Les Autochtones qu’on emprisonne

Howard Sapers occupe le poste d’enquêteur correctionnel depuis 2004. En février 2012, il a accepté d’assumer un troisième mandat. Son mandat consiste à «agir comme ombudsman pour les délinquants sous responsabilité fédérale. Sa fonction première consiste à faire enquête et à s’assurer qu’on donne suite aux plaintes des délinquants. Il a également l’obligation d’examiner les politiques et les pratiques du SCC donnant lieu aux plaintes afin de cerner les carences systémiques et d’y porter remède; il doit également faire des recommandations en ce sens» (Citation du site web du ministère de la Sécurité publique du Canada à propos du mandat de l’enquêteur correctionnel).

L’an dernier, M. Sapers avait signalé les problèmes associés à la population carcérale croissante. Les considérations budgétaires ont retardé la construction de nouveaux pénitenciers fédéraux, très couteux à construire, tout en ne bonifiant pas la dotation en personnel additionnel pour faire face aux nombreux problèmes de discipline et de conflits interpersonnels engendrés par une surpopulation dans les pénitenciers. En accroissant la sévérité des peines infligées aux petits criminels tout en rendant plus difficile leur libération sur parole, la population carcérale augmente à un rythme sans précédent. Le syndicat du personnel des services pénitenciers avait d’ailleurs endossé l’analyse de M. Sapers quant au sérieux impact négatif de cette croissance sur leurs conditions de travail en milieu carcéral. Il n’est pas clair si la situation s’est améliorée depuis.
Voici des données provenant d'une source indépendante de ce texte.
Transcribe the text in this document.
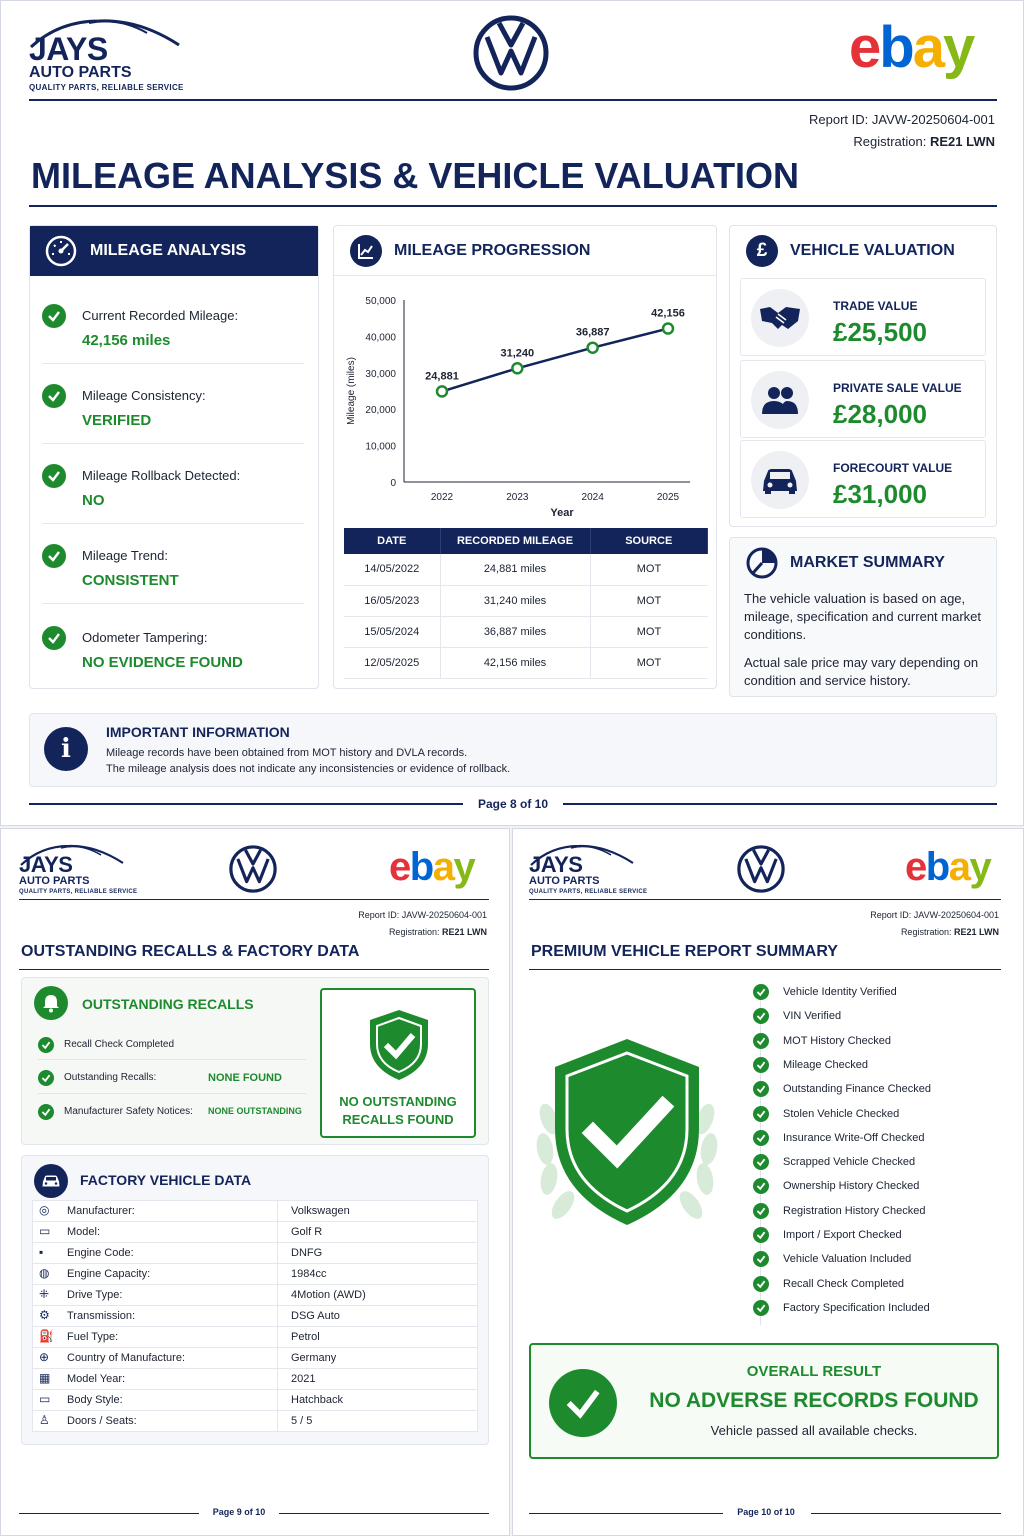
JAYS
AUTO PARTS
QUALITY PARTS, RELIABLE SERVICE
ebay
Report ID: JAVW-20250604-001
Registration: RE21 LWN
MILEAGE ANALYSIS & VEHICLE VALUATION
MILEAGE ANALYSIS
Current Recorded Mileage:
42,156 miles
Mileage Consistency:
VERIFIED
Mileage Rollback Detected:
NO
Mileage Trend:
CONSISTENT
Odometer Tampering:
NO EVIDENCE FOUND
MILEAGE PROGRESSION
0
10,000
20,000
30,000
40,000
50,000
2022	2023	2024	2025
Year
Mileage (miles)	24,881
31,240
36,887
42,156
DATE	RECORDED MILEAGE	SOURCE
14/05/2022	24,881 miles	MOT
16/05/2023	31,240 miles	MOT
15/05/2024	36,887 miles	MOT
12/05/2025	42,156 miles	MOT
£ VEHICLE VALUATION
TRADE VALUE
£25,500
PRIVATE SALE VALUE
£28,000
FORECOURT VALUE
£31,000
MARKET SUMMARY
The vehicle valuation is based on age, mileage, specification and current market conditions.
Actual sale price may vary depending on condition and service history.
i
IMPORTANT INFORMATION
Mileage records have been obtained from MOT history and DVLA records.
The mileage analysis does not indicate any inconsistencies or evidence of rollback.
Page 8 of 10
JAYS
AUTO PARTS
QUALITY PARTS, RELIABLE SERVICE
ebay
Report ID: JAVW-20250604-001
Registration: RE21 LWN
OUTSTANDING RECALLS & FACTORY DATA
OUTSTANDING RECALLS
Recall Check Completed
Outstanding Recalls:	NONE FOUND
Manufacturer Safety Notices: NONE OUTSTANDING
NO OUTSTANDING
RECALLS FOUND
FACTORY VEHICLE DATA
◎	Manufacturer:	Volkswagen
▭ Model:	Golf R
▪	Engine Code:	DNFG
◍	Engine Capacity:	1984cc
⁜	Drive Type:	4Motion (AWD)
⚙ Transmission:	DSG Auto
⛽ Fuel Type:	Petrol
⊕	Country of Manufacture:	Germany
▦ Model Year:	2021
▭ Body Style:	Hatchback
♙ Doors / Seats:	5 / 5
Page 9 of 10
JAYS
AUTO PARTS
QUALITY PARTS, RELIABLE SERVICE
ebay
Report ID: JAVW-20250604-001
Registration: RE21 LWN
PREMIUM VEHICLE REPORT SUMMARY
Vehicle Identity Verified
VIN Verified
MOT History Checked
Mileage Checked
Outstanding Finance Checked
Stolen Vehicle Checked
Insurance Write-Off Checked
Scrapped Vehicle Checked
Ownership History Checked
Registration History Checked
Import / Export Checked
Vehicle Valuation Included
Recall Check Completed
Factory Specification Included
OVERALL RESULT
NO ADVERSE RECORDS FOUND
Vehicle passed all available checks.
Page 10 of 10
Cette année, l’enquêteur correctionnel s’attaque à la question du taux d’emprisonnement des Autochtones. Les faits qu’il a dévoilés dans son rapport sont troublants. En 2010-2011, rapporte M. Sapers, le taux d’incarcération au Canada était de 140 personnes pour 100 000 adultes. Chez les Autochtones, l’enquêteur correctionnel signale que le taux d’incarcération des adultes autochtones est dix fois plus élevé. Dix fois, pensons-y!

Ce fait, pourtant bien documenté, n’a fait sourciller ni le premier ministre Harper, ni son ministre de la Justice. Le chef de l’opposition officielle, Thomas Muclair a demandé au premier ministre pourquoi il ne prenait pas au sérieux les conclusions de l’enquêteur correctionnel. Voici ce qu’a répondu le premier ministre: «Monsieur le Président, c’est important de noter que les prisonniers sont des gens qui ont été reconnus coupables d’actes criminels par des cours indépendantes. Il est essentiel que la société agisse.» Sur le même sujet, le ministre de la Justice Rob Nicholson y est allé d’une déclaration du même acabit: «Monsieur le Président, les verdicts d’innocence ou de culpabilité sont rendus par le système de justice et les tribunaux, et sont fondés sur les preuves présentées» (Les deux citations sont tirées du Hansard du 7 mars 2013). En d’autres mots, il n’y a pas de discrimination contre les Autochtones et le gouvernement n’a pas à prendre de mesures spéciales pour corriger la situation.

Pourtant, l’enquêteur correctionnel a été on ne peut plus clair quant à la surreprésentation des Autochtones dans le système carcéral. On lit ce qui suit dans son rapport: «Les taux élevés d’incarcération des Autochtones ont été liés à de la discrimination systémique et à des attitudes fondées sur des préjugés raciaux et culturels, ainsi qu’à des désavantages économiques et sociaux, à de la toxicomanie et à des pertes, de la violence et des traumatismes intergénérationnels.» En d’autres termes, on ne peut pas séparer le désœuvrement psychologique et social, lié aux conditions de vie des Autochtones du Canada, du taux élevé d’incarcération. La source du problème est en amont de la comparution en cour. C’est ce que refusent à voir tant le premier ministre que le ministre de la Justice du Canada.

Pourtant, certains chiffres rapportés par Howard Sapers sont éloquents: «à l’Établissement de Stony Mountain au Manitoba, 389 des 596 détenus (65,3 % de la population carcérale) étaient des Autochtones; au Pénitencier de la Saskatchewan, 63,9 % de tous les détenus étaient autochtones; au Centre psychiatrique régional de Saskatoon, 55,7 % des détenus étaient autochtones; à l’Établissement d’Edmonton pour femmes, 56 % de la population étaient autochtones.»

Il est inconcevable que le gouvernement Harper ne reconnaisse pas les racines du taux anormalement élevé de l’incarcération des Autochtones, au moment même où il s’est engagé à travailler avec les chefs des Premières Nations du pays pour améliorer le sort de celles-ci. Ce serait déjà grave s’il s’agissait d’inconscience, mais c’est pire, c’est de la discrimination affichée publiquement, et sans remords.